Solution

Pastebin System Design

Functional Requirements

  • Store text: Allows users to input and save text.
  • Share text: Enables users to share the stored text with others. The system should generate a unique URL for each piece of stored text, which can be shared with others for viewing.

Non-Functional Requirements

Scale requirements:

  • 1M Daily Active Users
  • Read:write ratio = 10:1
  • Data retention for 3 months

Other requirements:

  • Low latency
  • High durability
  • Security

Resource Estimation

Estimating the QPS (Queries per second), we can assume that each user performs 10 read operations and 1 write operation per day. So, there are 10M (1M * 10) read operations and 1M write operations per day. A day has 86400 seconds (24 * 60 * 60). This gives us a read QPS of approximately 116 (10M / 86400) and a write QPS of approximately 12 (1M / 86400).

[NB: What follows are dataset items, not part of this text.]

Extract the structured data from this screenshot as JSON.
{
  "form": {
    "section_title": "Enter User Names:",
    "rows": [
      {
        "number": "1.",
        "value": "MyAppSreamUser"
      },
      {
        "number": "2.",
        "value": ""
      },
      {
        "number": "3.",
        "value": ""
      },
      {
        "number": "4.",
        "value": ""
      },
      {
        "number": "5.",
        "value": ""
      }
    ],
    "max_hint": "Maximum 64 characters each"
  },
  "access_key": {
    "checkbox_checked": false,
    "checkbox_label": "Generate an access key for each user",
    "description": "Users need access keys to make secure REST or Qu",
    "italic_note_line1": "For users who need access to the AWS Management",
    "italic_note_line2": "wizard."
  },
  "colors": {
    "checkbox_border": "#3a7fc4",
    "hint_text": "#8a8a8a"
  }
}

The storage requirements can be estimated based on the average size of the text data. Assuming an average text size of 10KB, the system would need to store approximately 10GB (1M * 10KB) of data per day. Given the data retention requirement of 3 months, the total storage requirement would be approximately 900GB (90 * 10GB).

Using the resource estimator.

API Endpoint Design

The system would have two main API endpoints:

  • POST /paste: This endpoint would accept a text data and return a unique URL for the stored text.Considering the processing capacity of the system and to avoid malicious uploads, it is necessary to impose restrictions, such as limiting the data volume of a single upload to no more than 1MB. Request Body:

    { "text": "The text to be stored." }

    Response:

    { "status": "success", "url": "https://pastebin.example/paste/{id} (The url for the stored text.)" }

    or when failing,

    { "status": "error", "message": "Upload failed. The data volume of a single upload should not exceed 1MB." }
  • GET /{id}: This endpoint would accept a unique ID and return the corresponding text data.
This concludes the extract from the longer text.